Friday, March 10


Considering the Environmental Protection Agency's new rule allowing pesticide companies to turn more Americans into "lab rats for industry pesticide tests," lying to New Yorkers by telling them that their air was safe after 9/11, and other questionable actions undertaken during the Bush reign, perhaps the agency should change its name to the Environmental Pollutants Advocacy. The latest outrage is the EPA's proposal to weaken the Toxics Release Inventory program.

Congress developed this critical program in 1986, in response to the catastrophic deaths of thousands of people after a spill of toxic chemicals at a Union Carbide plant in Bhopal, India.

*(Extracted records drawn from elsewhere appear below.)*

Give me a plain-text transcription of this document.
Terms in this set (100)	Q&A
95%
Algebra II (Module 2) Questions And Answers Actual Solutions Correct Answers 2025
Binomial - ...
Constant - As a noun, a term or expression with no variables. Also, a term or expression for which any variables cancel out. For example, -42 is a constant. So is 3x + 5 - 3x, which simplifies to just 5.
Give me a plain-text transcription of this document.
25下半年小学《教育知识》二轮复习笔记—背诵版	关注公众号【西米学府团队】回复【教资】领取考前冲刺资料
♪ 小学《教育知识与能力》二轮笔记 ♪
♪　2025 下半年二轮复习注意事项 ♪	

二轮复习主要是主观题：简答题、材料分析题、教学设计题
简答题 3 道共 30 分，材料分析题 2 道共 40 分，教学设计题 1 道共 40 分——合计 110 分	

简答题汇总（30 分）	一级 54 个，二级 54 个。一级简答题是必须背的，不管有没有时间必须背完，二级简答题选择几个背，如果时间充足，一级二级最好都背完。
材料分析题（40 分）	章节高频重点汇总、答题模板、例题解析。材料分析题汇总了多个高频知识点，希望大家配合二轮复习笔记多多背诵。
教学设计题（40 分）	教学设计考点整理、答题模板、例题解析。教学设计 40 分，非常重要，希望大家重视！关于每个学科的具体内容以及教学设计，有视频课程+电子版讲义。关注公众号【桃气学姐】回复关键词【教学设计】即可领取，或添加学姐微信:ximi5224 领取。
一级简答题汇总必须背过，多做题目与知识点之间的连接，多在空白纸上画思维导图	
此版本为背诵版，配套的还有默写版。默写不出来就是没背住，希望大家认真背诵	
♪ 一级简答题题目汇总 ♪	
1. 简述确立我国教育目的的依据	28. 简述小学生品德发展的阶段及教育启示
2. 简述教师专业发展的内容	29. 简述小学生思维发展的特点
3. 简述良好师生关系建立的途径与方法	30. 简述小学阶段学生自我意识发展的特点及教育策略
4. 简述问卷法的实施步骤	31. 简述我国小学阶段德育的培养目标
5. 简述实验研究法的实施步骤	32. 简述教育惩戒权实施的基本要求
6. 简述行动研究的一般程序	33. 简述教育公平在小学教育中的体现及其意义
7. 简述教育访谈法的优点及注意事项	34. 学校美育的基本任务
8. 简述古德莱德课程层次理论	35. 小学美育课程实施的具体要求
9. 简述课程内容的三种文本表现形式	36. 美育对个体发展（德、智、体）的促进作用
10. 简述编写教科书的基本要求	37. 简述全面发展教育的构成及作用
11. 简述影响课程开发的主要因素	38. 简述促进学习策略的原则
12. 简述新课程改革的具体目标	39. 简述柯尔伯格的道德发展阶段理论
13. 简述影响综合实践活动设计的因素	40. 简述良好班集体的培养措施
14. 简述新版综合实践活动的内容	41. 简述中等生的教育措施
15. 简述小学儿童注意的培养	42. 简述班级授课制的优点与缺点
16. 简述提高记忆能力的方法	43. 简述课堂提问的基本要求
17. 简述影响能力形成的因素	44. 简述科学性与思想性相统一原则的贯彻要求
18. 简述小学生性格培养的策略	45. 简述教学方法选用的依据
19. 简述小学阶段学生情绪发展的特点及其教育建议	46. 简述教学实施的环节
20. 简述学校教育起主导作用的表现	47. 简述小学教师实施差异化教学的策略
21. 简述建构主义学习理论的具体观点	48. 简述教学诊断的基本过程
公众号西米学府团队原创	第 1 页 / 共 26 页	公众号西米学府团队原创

It has worked well since its inception, but the Environmental Protection Agency is now proposing three detrimental changes that could go into effect within the next year.

The first would relax the current annual reporting requirement and let companies make reports every other year instead; the second would allow polluters to release 10 times more toxic chemicals — up to 5,000 pounds annually — without disclosing the volume released or where the pollutants went; and the third would permit companies to conceal releases of up to 500 pounds annually of particularly dangerous toxic materials, like PCB's, lead and mercury, which can accumulate in people's bodies. All three changes effectively increase the amount of pollution that companies can emit without telling anyone.

The stated mission of the EPA is "to protect human health and the environment." Considering some of the agency's actions and proposals since Bush took office, I think it's fair to say that that mission has been distorted.